You can use Amazon SageMaker automatic model tuning with built-in algorithms, custom algorithms, and Amazon SageMaker pre-built containers for machine learning frameworks.

Before you start using hyperparameter tuning, you should have a well-defined machine learning problem, including the following: + A dataset + An understanding of the type of algorithm you need to train + A clear understanding of how you measure success

You should also prepare your dataset and algorithm so that they work in Amazon SageMaker and successfully run a training job at least once. For information about setting up and running a training job, see Get Started.

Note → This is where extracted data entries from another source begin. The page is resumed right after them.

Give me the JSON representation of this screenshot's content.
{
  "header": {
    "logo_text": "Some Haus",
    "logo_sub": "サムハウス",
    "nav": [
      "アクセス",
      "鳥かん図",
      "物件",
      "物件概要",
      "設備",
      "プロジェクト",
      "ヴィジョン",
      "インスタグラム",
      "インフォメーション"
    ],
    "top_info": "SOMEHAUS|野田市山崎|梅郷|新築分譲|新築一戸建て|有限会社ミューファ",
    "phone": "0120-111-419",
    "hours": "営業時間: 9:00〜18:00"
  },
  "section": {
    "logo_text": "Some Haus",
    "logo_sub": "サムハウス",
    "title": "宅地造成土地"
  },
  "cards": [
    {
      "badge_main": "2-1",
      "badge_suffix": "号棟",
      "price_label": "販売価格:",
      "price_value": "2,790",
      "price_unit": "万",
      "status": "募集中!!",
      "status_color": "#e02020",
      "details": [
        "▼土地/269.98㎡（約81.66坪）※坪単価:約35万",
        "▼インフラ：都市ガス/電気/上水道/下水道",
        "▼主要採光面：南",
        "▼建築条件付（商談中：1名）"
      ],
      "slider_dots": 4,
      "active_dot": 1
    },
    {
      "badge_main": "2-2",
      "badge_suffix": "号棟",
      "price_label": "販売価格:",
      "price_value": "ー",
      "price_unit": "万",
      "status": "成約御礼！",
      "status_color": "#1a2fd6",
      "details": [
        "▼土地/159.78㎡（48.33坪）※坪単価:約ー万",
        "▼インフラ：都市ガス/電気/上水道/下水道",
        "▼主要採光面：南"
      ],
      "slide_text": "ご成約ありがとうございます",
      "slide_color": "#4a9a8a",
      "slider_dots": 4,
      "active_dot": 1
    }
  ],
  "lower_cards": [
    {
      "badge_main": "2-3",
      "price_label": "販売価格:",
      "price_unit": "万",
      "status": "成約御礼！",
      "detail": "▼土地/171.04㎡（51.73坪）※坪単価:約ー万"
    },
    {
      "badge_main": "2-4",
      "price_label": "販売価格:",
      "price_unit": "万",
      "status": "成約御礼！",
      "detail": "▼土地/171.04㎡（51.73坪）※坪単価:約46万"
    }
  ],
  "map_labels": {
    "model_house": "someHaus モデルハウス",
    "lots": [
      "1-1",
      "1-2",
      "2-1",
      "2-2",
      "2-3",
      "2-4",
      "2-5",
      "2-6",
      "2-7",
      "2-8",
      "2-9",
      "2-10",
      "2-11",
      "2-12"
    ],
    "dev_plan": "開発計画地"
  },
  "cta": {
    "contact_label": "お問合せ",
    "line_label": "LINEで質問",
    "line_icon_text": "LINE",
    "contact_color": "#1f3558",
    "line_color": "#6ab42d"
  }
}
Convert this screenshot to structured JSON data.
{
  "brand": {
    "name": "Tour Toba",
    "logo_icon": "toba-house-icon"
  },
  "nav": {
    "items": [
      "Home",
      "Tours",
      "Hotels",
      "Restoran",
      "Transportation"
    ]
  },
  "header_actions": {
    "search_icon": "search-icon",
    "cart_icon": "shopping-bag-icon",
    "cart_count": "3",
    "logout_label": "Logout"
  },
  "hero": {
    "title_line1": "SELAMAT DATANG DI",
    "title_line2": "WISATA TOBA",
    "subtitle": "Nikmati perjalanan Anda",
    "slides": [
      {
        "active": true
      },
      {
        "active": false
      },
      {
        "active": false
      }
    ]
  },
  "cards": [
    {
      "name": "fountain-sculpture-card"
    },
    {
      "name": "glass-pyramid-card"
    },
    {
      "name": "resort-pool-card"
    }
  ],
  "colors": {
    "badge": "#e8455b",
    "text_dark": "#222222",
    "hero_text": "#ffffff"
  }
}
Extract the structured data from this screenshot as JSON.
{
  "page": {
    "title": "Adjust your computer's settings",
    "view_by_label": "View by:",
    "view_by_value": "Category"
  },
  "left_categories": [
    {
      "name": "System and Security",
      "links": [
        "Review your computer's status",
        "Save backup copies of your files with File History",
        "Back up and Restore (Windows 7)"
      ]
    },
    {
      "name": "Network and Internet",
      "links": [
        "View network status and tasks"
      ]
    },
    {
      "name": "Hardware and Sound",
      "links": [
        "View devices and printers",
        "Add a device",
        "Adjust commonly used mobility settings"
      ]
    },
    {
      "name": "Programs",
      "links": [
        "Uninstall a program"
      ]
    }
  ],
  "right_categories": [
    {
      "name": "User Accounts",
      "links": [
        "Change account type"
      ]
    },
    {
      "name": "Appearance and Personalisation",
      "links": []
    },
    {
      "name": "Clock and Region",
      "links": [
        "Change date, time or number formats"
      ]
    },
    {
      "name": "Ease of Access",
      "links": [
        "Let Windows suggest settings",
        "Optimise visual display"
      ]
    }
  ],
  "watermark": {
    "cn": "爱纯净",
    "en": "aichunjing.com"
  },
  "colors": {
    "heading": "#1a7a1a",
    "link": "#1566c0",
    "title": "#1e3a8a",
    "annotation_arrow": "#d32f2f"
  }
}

Topics + How Hyperparameter Tuning Works + Define Metrics + Define Hyperparameter Ranges + Example: Hyperparameter Tuning Job + Stop Training Jobs Early + Run a Warm Start Hyperparameter Tuning Job + Automatic Model Tuning Resource Limits + Best Practices for Hyperparameter Tuning

Amazon SageMaker sets default limits for the following resources: + Number of concurrent hyperparameter tuning jobs - 100 + Number of hyperparameters that can be searched - 20 Note
Every possible value in a categorical hyperparameter counts against this limit. + Number of metrics defined per hyperparameter tuning job - 20 + Number of concurrent training jobs per hyperparameter tuning job - 10 + Number of training jobs per hyperparameter tuning job - 500 + Maximum run time for a hyperparameter tuning job - 30 days

When you plan hyperparameter tuning jobs, you also have to take the limits on training resources into account. For information about the default resource limits for Amazon SageMaker training jobs, see Amazon SageMaker Limits. Every concurrent training instance that all of your hyperparameter tuning jobs run on count against the total number of training instances allowed. For example, suppose you run 10 concurrent hyperparameter tuning jobs. Each of those hyperparameter tuning jobs runs 100 total training jobs, and runs 20 concurrent training jobs. Each of those traning jobs runs on one ml.m4.xlarge instance. The following limits apply: + Number of concurrent hyperparameter tuning jobs - You don’t need to increase the limit, because 10 tuning jobs is below the limit of 100. + Number of training jobs per hyperparameter tuning job - You don’t need to increase the limit, because 100 training jobs is below the limit of 500. + Number of concurrent training jobs per hyperparameter tuning job - You need to request a limit increase to 20, because the default limit is 10. + Amazon SageMaker training ml.m4.xlarge instances - You need to request limit increase to 200, because you have 10 hyperparameter tuning jobs, with each of them running 20 concurrent training jobs. The default limit is 20 instances. + Amazon SageMaker training total instance count - You need to request a limit increase to 200, because you have 10 hyperparameter tuning jobs, with each of them running 20 concurrent training jobs. The default limit is 20 instances.

For information about requesting limit increases for AWS resources, see AWS Service Limits.